From The National News:

“The idea of a pre-emptive pardon is the idea that somebody is suspected of wrongdoing, but that person hasn’t been prosecuted and indicted,” Anthony Marcum, a resident fellow at the R Street Institute in Washington, told The National.

“The president can still offer a pardon of that wrongdoing.”

The US Supreme Court ruled in 1866 that pre-emptive pardons were permissible under the Constitution.

“This is nothing new,” Mr Marcum said. “Presidents have used this power before to aid and help political allies.

“Whether that’s advisable and whether this is proper is an entirely different story.”

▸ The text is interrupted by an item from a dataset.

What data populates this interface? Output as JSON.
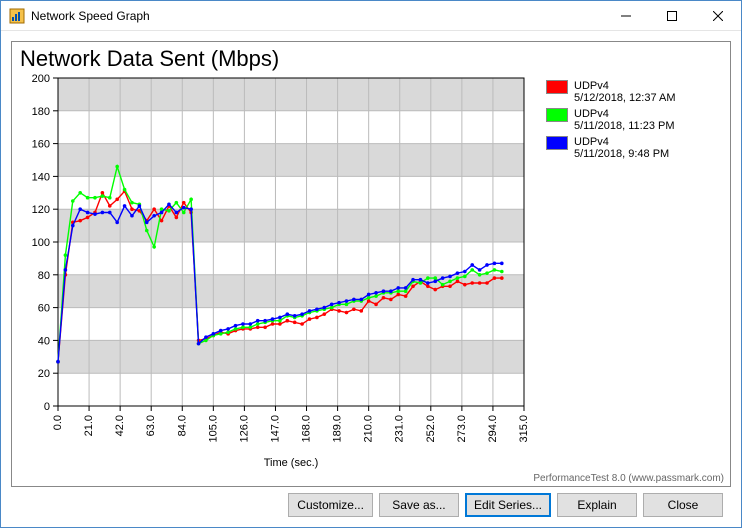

“It depends on the context, of course, and the situation, but pardons for the sake of helping a political ally is a misuse of the pardon power,” Mr Marcum said.

Presidents have not always used pardons, pre-emptive or otherwise, solely for their political allies.

Former president Jimmy Carter granted pardons to hundreds of thousands of Americans who had evaded the draft in the Vietnam War, some of whom had not yet been charged.

And former president Abraham Lincoln pre-emptively pardoned several Confederate soldiers after the American Civil War.

CNN also reported last month that Mr Trump has repeatedly asked about whether it is possible to pardon himself – something that is much more legally dubious.

“It’s incredibly legally murky and there are a number of opinions on it in legal circles,” Mr Marcum said.

“The question is still an uncertain one because it’s never been done before.”